Kamu ve İkiliDüşün

Sözlük | | Aralık 14, 2011 at 4:10 pm

Kamu 'Devletlilerden', halk ise 'Bireylerden' oluşur.

Kamu (Devlet / Devletliler)

Kamu sözünün türkçede çok eski olduğunu, mesela bin yıl önceki Yusuf Has Hacib’in;
kamug tın togıklı ölümke turur (bütün nefes alanlar ölmeye mahkumdur),
kamug iş içinde amulluk ödür (her işte sükuneti tercih et),
kamug aç yise içse ahır todur. (bütün açlar yise içse nihayet doyarlar) dediğini biliyoruz.

Ondan 200 yıl kadar sonra ise Yunus Emre’nin Divan’ında şöyle geçiyor; “kamu alem birdir bize”.
Yani aradan geçen sürede batı türkçesinde sondaki “g” sesi düşmüş, olmuş “kamu”. Ama anlamı hala eskisi gibi her, bütün, herkes’dir.

1935’den sonra ise zamanın modası “nasyonalizm”(milliyetçilik) devletçiliğinin bize de musallat olmasıyla bu kavram sapıtıyor. Önceleri “dilde arılaşma hamlesi”yle grekçe kökenli sözcüklerin atılması gibi girişimler sırasında mesela “demokrasi” sözcüğünün de yerine “”kamuculuk = demokrasi”” ikame edilmesi isteniyor. Tabii bu tutmuyor, ama bunu önerenlerin esas maksadını da iyice ortaya çıkarıyor.

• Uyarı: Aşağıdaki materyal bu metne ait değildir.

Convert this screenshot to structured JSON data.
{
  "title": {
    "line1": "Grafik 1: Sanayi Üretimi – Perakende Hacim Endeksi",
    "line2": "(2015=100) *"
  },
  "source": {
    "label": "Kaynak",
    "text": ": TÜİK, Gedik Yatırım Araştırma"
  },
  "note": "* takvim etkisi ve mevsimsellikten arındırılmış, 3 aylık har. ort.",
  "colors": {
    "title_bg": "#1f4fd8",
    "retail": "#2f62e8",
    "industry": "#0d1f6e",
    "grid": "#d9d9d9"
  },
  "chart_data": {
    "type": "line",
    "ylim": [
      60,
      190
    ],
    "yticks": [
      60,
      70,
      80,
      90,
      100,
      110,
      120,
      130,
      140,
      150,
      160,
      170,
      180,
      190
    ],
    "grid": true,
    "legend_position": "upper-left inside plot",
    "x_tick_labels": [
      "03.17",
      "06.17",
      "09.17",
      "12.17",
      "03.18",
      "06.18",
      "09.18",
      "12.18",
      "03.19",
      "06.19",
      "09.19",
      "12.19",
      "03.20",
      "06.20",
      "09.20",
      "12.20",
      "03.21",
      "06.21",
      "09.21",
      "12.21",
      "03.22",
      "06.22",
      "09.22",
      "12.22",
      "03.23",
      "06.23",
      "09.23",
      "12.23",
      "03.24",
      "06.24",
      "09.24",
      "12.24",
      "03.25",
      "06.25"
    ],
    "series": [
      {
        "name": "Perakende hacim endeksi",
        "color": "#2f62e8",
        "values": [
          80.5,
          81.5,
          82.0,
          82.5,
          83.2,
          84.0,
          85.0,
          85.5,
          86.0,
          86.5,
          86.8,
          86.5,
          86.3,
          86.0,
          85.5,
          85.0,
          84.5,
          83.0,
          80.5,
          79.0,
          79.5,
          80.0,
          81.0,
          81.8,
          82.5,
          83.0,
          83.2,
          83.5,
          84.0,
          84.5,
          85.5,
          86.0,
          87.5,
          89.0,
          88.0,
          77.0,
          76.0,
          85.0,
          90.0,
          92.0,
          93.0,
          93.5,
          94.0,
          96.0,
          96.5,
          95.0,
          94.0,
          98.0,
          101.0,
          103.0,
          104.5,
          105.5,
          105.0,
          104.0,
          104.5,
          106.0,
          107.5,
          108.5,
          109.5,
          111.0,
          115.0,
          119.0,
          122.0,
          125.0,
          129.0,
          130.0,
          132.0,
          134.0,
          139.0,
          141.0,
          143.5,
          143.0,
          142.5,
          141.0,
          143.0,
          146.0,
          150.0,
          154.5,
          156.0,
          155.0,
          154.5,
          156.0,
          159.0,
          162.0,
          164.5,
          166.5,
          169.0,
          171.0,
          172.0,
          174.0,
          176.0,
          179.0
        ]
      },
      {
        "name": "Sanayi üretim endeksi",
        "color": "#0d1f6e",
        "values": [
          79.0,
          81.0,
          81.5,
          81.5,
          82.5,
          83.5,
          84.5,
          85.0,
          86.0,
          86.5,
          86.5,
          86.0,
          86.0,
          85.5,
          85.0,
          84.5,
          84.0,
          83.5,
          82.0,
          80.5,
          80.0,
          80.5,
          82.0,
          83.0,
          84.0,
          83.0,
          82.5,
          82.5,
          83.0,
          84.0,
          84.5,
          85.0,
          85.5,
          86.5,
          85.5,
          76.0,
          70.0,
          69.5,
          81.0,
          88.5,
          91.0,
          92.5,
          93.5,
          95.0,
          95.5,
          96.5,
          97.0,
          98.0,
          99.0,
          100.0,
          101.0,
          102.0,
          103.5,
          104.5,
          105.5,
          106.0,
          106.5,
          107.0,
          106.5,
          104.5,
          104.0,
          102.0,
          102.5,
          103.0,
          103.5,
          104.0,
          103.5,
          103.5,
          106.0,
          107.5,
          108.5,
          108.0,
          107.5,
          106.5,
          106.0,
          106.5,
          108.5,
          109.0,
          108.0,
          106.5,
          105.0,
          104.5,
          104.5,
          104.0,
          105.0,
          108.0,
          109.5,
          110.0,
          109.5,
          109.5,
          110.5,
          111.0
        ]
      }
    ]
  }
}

Olay tıpkı G. Orwell’in “Animal Farm” hikayesindeki “herkes eşittir” ifadesinin domuzlar için “bazıları daha da eşittir”’e dönüştürülmesi gibi, tüm herkes demek olan “kamu” dan herkesi düzen bir düzen ortaya çıkartıp “bazılarını daha eşit” hale getirmeyi amaçlayan “devlet”’i çıkartmaktır. En eskiden beri var olan devlet sözcüğünü kamu ile değiştirip “devlet = sen, ben, o, herkestir” kandırmacası yapmaktan ibarettir.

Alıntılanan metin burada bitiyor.